Of those surveyed, 90 per cent had a credit card and 62 per cent of credit-card holders made full payment on their cards each month.
Recent Reserve Bank of Australia statistics show that the nation's personal credit card debt is $35.6 billion.
Source: NEWS.com.au

Mortgage interest rates are forecast to keep rising

How things change in the mortgage rate speculation!
A key analyst is now predicting interest rates will rise in the first week of April and again within 12 months, which would hit hard Australians on lower incomes.
“On balance it now looks likely that the Bank will raise rates by 0.25 basis points following its April 3 Board meeting,” said Westpac Bank’s chief economist Bill Evans today in a research note. Any decision would be announced to the public on April 4.
The central bank raised interest rates three times last year, with November’s rate rise of 25 basis points taking official interest rates to a 6-year high.
Being stung by higher interest rates? Have your say in our survey.
According to Mr Evans, the pain to households will continue into next year and rates would rise even more.
“A rise in interest rates in April or May would not mark the peak of the cycle. We expect that the Bank would be prepared to go on hold for the remainder of 2007 to assess the cumulative impact of four rate hikes over a full year.
“However, we expect that the factors pushing up inflation over the last year would remain apparent through the second half of 2007 leading to a further move by early 2008.”
Recent economic data suggests wages growth remains robust and economic growth remains “relatively growth”.
The RBA sets interest rates to keep inflation between 2 and 3 per cent and strong economic growth pressures inflation higher.
The Aussie dollar has surged over US80 cents and bond yields have gone up in expectation of another rate rise. The Australian bank bill futures market yesterday put the chance of a rate rise at the next Reserve Bank board meeting at 50 per cent, while a rate hike in the next 12 months is considered a certainty.
People on lower incomes and Australians up to their ears in debt would be hurt particularly by another rate rise.
Bank repossessions of properties are rising around Australia, especially in lower income areas such as Sydney's and Melbourne's outer suburbs.
Property investors who also bought at the peak of the boom of 2003 have also been stung by higher interest rates and some home owners are now in a position where their mortgage is worth more than their home, or they hold "negative equity".
Source: NEWS.com.au

Financial services and mortgage wholesaler group Challenger reports a record profit

The finance company backed by billionaire James Packer has delivered a record result by more than doubling its first-half profit.
Challenger Financial Services Group yesterday reported a 117 per cent surge in interim net profit to $130 million, up from $60 million in the previous corresponding period.
That put the company in a position to easily eclipse its $134.3 million net profit result for the year to June.
Assets under management swelled 17 per cent to $46.4 billion over the six months to December, with net income growing 47 per cent to $324 million.
"The result was driven by strong revenue growth across each of our businesses," chief executive Mike Tilley said.
Three of the company's four divisions had met or bettered their return on net assets target of 18 per cent for the half, he said. Only the financial planning division failed to meet the benchmark.
"We are delivering a greater than 30 per cent return on net tangible assets from our businesses and achieving double- digit growth in earnings per share (EPS)," Mr Tilley said.
The firm has interests in funds management, property and infrastructure assets, mortgage financing and financial planning. Mr Packer is the biggest single shareholder with a 22 per cent holding.
Challenger plans to increase investments after starting two Australian property funds and forming real estate joint ventures in Japan and London.
Challenger declared a fully franked interim dividend of 5¢, double the amount from a year earlier.
Source: The Australian

Finance Markets expect mortgage interest rates to rise on wage increase pressures.

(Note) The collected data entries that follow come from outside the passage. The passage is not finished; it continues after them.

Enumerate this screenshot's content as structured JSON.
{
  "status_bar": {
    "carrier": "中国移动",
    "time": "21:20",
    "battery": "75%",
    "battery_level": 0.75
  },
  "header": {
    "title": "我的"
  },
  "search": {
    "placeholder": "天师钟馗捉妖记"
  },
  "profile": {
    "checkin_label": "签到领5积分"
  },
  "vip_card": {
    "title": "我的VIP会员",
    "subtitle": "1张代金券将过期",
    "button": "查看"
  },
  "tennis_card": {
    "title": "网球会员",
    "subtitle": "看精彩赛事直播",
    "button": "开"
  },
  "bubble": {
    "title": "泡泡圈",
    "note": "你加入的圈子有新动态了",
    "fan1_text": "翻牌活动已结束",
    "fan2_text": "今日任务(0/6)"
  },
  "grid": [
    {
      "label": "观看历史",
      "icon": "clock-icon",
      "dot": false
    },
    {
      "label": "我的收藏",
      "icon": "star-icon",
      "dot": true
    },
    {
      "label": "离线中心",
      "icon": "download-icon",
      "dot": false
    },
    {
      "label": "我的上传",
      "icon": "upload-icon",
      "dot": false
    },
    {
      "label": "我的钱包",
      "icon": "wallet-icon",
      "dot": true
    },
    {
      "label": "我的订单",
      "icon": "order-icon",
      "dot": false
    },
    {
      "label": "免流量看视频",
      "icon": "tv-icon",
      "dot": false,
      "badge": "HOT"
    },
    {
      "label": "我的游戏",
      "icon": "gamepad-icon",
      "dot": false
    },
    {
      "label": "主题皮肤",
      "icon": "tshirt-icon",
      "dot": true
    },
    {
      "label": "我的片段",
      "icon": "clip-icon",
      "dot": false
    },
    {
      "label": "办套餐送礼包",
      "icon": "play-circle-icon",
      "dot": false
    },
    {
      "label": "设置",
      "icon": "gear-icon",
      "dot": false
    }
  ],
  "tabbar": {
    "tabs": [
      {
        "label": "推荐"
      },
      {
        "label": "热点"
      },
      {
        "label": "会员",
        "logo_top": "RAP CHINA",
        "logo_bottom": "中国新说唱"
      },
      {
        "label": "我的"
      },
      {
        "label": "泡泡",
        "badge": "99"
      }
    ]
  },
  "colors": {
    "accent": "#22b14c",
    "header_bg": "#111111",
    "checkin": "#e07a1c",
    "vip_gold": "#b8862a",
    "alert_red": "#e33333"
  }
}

The Reserve Bank of Australia's suspicion that wage pressure is accelerating is being confirmed by economic data, placing more pressure on interest rates.
The Australian bank bill futures market yesterday put the chance of a rate rise at the next Reserve Bank board meeting at 50 per cent, while a rate hike in the next 12 months is considered a certainty.
Early assessments by private sector economists suggest that March quarter inflation will push the annual rate higher, rather than lower as expected.
The RBA set interest rates to keep inflation between 2 and 3 per cent.
The Australian Industry Group's March quarter manufacturing survey, out next month, shows rising cost pressures on business.
AIG chief economist Tony Pensabene said yesterday that companies were also pushing up selling prices, although profit margins were still being eroded.
"Skill shortages and shortages of labour generally are putting pressure on companies to deliver wages either to reward or retain staff. There are also clear signs that the drought is having an impact on supply chains, and that has put some pressure on particular food sectors.
The AIG survey is consistent with the findings of the National Australia Bank and the ACCI business surveys.
The monthly NAB survey shows that both wages levels and spare capacity are at levels to raise concern at the Reserve Bank.
It shows the average wage rise increased from 4.5 to 4.75 per cent in the second half of last year, and moved to 5.25 per cent in both January and February.
NAB chief economist Jeff Oughton warns that the survey figures are typically about a percentage point higher than the official national wage price index, but they underscore the rising wage pressure.
Both the NAB and the AIG surveys show companies are running out of spare production capacity. These surveys are the only direct measure of how closely the economy is approaching the limits of its capacity and are closely followed by the Reserve Bank. The NAB survey shows business is operating at a record 83.9 per cent of its capacity.
The latest ACCI-St George survey shows that in the December quarter wage and other cost pressures were at their highest level since the survey began in 1994.
However, the business surveys show that cost pressures are not fully reflected in sales prices. The NAB survey shows retail prices are only rising at an annual rate of 1.9 per cent. Both AIG and ACCI surveys show a moderate lift in selling prices.
Westpac inflation expert Anthony Thompson said the headline rate of inflation for the quarter was likely to be 0.8 or 0.9 per cent, compared with the December quarter's 0.1 per cent fall in consumer prices.
"Petrol prices have ratcheted higher, whereas early in the quarter it had looked as though they might fall by an average of 4.5 per cent."
He said a very preliminary estimate suggested the core inflation rate for the quarter might rise from the December quarter's 0.5 to 0.7 per cent.
"Domestic demand, particularly from consumers, is proving extremely resilient to last year's rate hikes."
The monthly inflation index compiled by the Melbourne Institute and TD Securities shows that, excluding volatile items and housing rent, price pressure in February was the most intense in the past four years.
Source: The Australian

Tuesday, March 06, 2007

Mortgage interest rates unlikely to rise

Australian home loan mortgage rates are believed to remain untouched when the Reserve Bank of Australia's board meets this morning.
The Reserve Bank of Australia (RBA) increased interest rates three times last year in a bid to rein in inflation.
The official cash rate currently stands at 6.25 per cent.
The central bank has already met once this year and decided to keep interest rates on hold.
TD Securities chief strategist Stephen Koukoulas says while inflation is still higher than the Reserve Bank would like, it is unlikely to raise rates.
"The RBA is waiting to see if the rate hikes of 2006 cool the economy down," Mr Koukoulas said.
"It's too early to be sure that that's the case but they can afford to wait another month."
He says the conflicting news of too high inflation and low economic activity almost guarantees a decision to hold rates.
The RBA will announce its decision tomorrow morning should a change in interest rates occur. If interest rates remain the same then there is usually no announcement.